We should be able to take a grammar and turn it into a tree that represents the structure of the input. Whenever we do a parse, it returns a reference to a node representing that symbol.
Each leaf will be a node, and each interior non-terminal will also be a node. The non-terminals have a responsibility to build a node and return a reference to it.
We will use Java’s DefaultMutableTreeNode
class, which implements TreeNode
.
import javax.swing.tree.DefaultMutableTreeNode;
// other existing methods from above
public static DefaultMutableTreeNode parseS() {
DefaultMutableTreeNode rval = new DefaultMutableTreeNode("S");
if (isEmpty() || next().equals("x")) { // S --> lambda
rval.add(new DefaultMutableTreeNode(""));
} else if (next().equals("a") || next().equals("b")) { // S --> aSx | bSx
String tok = next();
match(tok);
rval.add(new DefaultMutableTreeNode(tok));
rval.add(parseS());
match("x");
rval.add(new DefaultMutableTreeNode("x"));
} else { // Unexpected token
throw new IllegalStateException("Unexpected: " + next());
}
return rval;
}
Same method but thoroughly commented
import javax.swing.tree.DefaultMutableTreeNode;
// ....
public static DefaultMutableTreeNode parseS() {
// Create node to be returned and label it "S"
DefaultMutableTreeNode rval = new DefaultMutableTreeNode("S");
if (isEmpty()) {
// S non-terminal is nullable, so $ and x both indicate S -> lambda
// Make child be a leaf node labeled "" (empty string)
rval.add(new DefaultMutableTreeNode(""));
} else if (next().equals("a")) {
// Match "a" and add first child, a leaf node labeled "a"
match("a");
rval.add(new DefaultMutableTreeNode("a"))
// parseS() and have resulting subtree be our second child
rval.add(parseS());
// Match "x" and add third child, a leaf node labeled "x"
match("x");
rval.add(new DefaultMutableTreeNode("x"))
} else if (next().equals("b")) {
// Match "b" and add first child, a leaf node labeled "b"
match("b");
rval.add(new DefaultMutableTreeNode("b"))
// parseS() and have resulting subtree be our second child
rval.add(parseS());
// Match "x" and add third child, a leaf node labeled "x"
match("x");
rval.add(new DefaultMutableTreeNode("x"))
} else if (next().equals("x")) {
// S non-terminal is nullable, so $ and x both indicate S -> lambda
// Make child be a leaf node labeled "" (empty string)
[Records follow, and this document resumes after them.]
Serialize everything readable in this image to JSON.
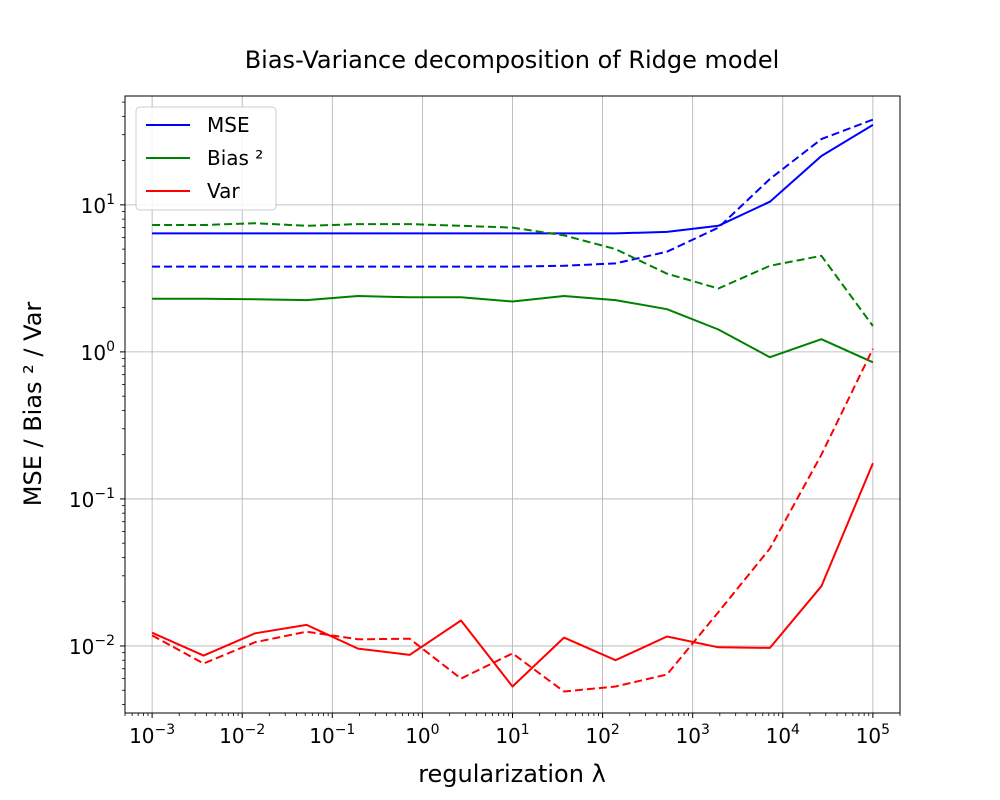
{
  "chart_data": {
    "type": "line",
    "title": "Bias-Variance decomposition of Ridge model",
    "xlabel": "regularization λ",
    "ylabel": "MSE / Bias ² / Var",
    "xscale": "log",
    "yscale": "log",
    "xlim": [
      0.0005,
      200000
    ],
    "ylim": [
      0.0035,
      55
    ],
    "grid": true,
    "legend_position": "top-left",
    "legend": [
      {
        "label": "MSE",
        "color": "#0000ff"
      },
      {
        "label": "Bias ²",
        "color": "#008000"
      },
      {
        "label": "Var",
        "color": "#ff0000"
      }
    ],
    "x_ticks": [
      {
        "base": "10",
        "exp": "−3",
        "value": 0.001
      },
      {
        "base": "10",
        "exp": "−2",
        "value": 0.01
      },
      {
        "base": "10",
        "exp": "−1",
        "value": 0.1
      },
      {
        "base": "10",
        "exp": "0",
        "value": 1
      },
      {
        "base": "10",
        "exp": "1",
        "value": 10
      },
      {
        "base": "10",
        "exp": "2",
        "value": 100
      },
      {
        "base": "10",
        "exp": "3",
        "value": 1000
      },
      {
        "base": "10",
        "exp": "4",
        "value": 10000
      },
      {
        "base": "10",
        "exp": "5",
        "value": 100000
      }
    ],
    "y_ticks": [
      {
        "base": "10",
        "exp": "−2",
        "value": 0.01
      },
      {
        "base": "10",
        "exp": "−1",
        "value": 0.1
      },
      {
        "base": "10",
        "exp": "0",
        "value": 1
      },
      {
        "base": "10",
        "exp": "1",
        "value": 10
      }
    ],
    "x": [
      0.001,
      0.00373,
      0.0139,
      0.0518,
      0.193,
      0.72,
      2.68,
      10.0,
      37.3,
      139,
      518,
      1931,
      7197,
      26827,
      100000
    ],
    "series": [
      {
        "line": "MSE",
        "style": "solid",
        "color": "#0000ff",
        "values": [
          6.4,
          6.4,
          6.4,
          6.4,
          6.4,
          6.4,
          6.4,
          6.4,
          6.4,
          6.4,
          6.55,
          7.2,
          10.5,
          21.5,
          35.0
        ]
      },
      {
        "line": "MSE",
        "style": "dashed",
        "color": "#0000ff",
        "values": [
          3.8,
          3.8,
          3.8,
          3.8,
          3.8,
          3.8,
          3.8,
          3.8,
          3.85,
          4.0,
          4.8,
          7.0,
          15.0,
          28.0,
          38.0
        ]
      },
      {
        "line": "Bias ²",
        "style": "solid",
        "color": "#008000",
        "values": [
          2.3,
          2.3,
          2.28,
          2.25,
          2.4,
          2.35,
          2.35,
          2.2,
          2.4,
          2.25,
          1.95,
          1.42,
          0.92,
          1.22,
          0.85
        ]
      },
      {
        "line": "Bias ²",
        "style": "dashed",
        "color": "#008000",
        "values": [
          7.3,
          7.3,
          7.5,
          7.2,
          7.4,
          7.4,
          7.2,
          7.0,
          6.2,
          5.0,
          3.4,
          2.7,
          3.85,
          4.5,
          1.5
        ]
      },
      {
        "line": "Var",
        "style": "solid",
        "color": "#ff0000",
        "values": [
          0.0123,
          0.0086,
          0.0122,
          0.0139,
          0.0096,
          0.0087,
          0.0149,
          0.0053,
          0.0114,
          0.008,
          0.0116,
          0.0098,
          0.0097,
          0.0255,
          0.175
        ]
      },
      {
        "line": "Var",
        "style": "dashed",
        "color": "#ff0000",
        "values": [
          0.0118,
          0.0076,
          0.0106,
          0.0125,
          0.0111,
          0.0112,
          0.006,
          0.0089,
          0.0049,
          0.0053,
          0.0064,
          0.017,
          0.046,
          0.2,
          1.05
        ]
      }
    ]
  }
}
rval.add(new DefaultMutableTreeNode(""));
} else {
// Unexpected token, so throw an exception
throw new IllegalStateException("Unexpected: " + next());
}
return rval;
}
Note: The add()
method will create a new child at the next index.
When we want to print out this tree we can use a method like so:
public static void printLeaves(TreeNode noderef) {
if (noderef.getChildCount()==0) { // noderef is a leaf node
String label = noderef.toString();
System.out.print(label);
} else {
for (int i=0; i<noderef.getChildCount(); i++) {
printLeaves(noderef.getChildAt(i));
}
}
}